機体の軽量化、高性能化には炭素繊維複合材料は欠かす事はできません。

航空機も、宇宙用途と同様に軽量化が非常に重要な用途であり、早くから展開が進んでいます。1970年代にはスポイラー、エレベーターなどの二次構造材料に採用され、実績を積んだ後、1980年代後半からは、尾翼や客室桁材などの一次構造材料にも使われるようになりました。航空機の大手メーカーとして米国のボーイング社と欧州のエアバス社がありますが、両社とも炭素繊維の1機当たり使用量を新機種毎に増やしており、2007年から就航した大型機エアバスA380および2009年から就航する中型機ボーイング787は、いずれも一機当たり30トンを超えるCFRPが使われています。特にボーイング787では、構造重量の約50%がCFRPであり、主翼および胴体全てをCFRPで製造するという外板はオールカーボン製とも言える画期的な飛行機です。
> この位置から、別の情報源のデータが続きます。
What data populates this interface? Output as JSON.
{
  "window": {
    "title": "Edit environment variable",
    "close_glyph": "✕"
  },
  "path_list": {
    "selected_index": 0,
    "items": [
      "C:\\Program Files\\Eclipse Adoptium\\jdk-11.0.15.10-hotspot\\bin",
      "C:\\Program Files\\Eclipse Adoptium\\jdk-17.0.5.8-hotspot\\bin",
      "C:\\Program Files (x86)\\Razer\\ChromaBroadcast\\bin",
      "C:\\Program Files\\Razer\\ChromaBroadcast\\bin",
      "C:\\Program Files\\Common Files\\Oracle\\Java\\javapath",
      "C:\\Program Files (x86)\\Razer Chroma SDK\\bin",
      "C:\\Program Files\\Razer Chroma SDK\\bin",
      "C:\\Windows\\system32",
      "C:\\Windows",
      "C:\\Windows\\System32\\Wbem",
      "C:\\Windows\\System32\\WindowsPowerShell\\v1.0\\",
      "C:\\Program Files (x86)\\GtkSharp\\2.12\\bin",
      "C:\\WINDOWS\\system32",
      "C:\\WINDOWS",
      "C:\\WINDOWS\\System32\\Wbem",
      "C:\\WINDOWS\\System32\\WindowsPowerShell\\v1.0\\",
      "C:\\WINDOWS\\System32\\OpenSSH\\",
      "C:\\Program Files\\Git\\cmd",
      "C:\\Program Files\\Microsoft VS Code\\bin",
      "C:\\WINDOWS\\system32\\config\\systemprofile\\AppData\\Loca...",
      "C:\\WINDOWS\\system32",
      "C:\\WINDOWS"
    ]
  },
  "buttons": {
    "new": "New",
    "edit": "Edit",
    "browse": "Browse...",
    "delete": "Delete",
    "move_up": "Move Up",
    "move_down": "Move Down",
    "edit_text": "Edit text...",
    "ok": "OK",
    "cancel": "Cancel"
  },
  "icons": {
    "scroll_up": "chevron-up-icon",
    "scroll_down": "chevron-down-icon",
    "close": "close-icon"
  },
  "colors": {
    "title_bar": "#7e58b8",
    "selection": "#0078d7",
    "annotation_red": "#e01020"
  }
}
炭素繊維複合材料はエンジンの高温部などには依然技術的課題があり使われていませんが、エンジンのファンコンテインメントケース、ブレイドなどに炭素繊維が使われており、エンジン部位も含めた炭素繊維の活用が、燃費およびCO2排出量が今後益々重要となる状況下で、さらに飛躍的に進むものと考えられます。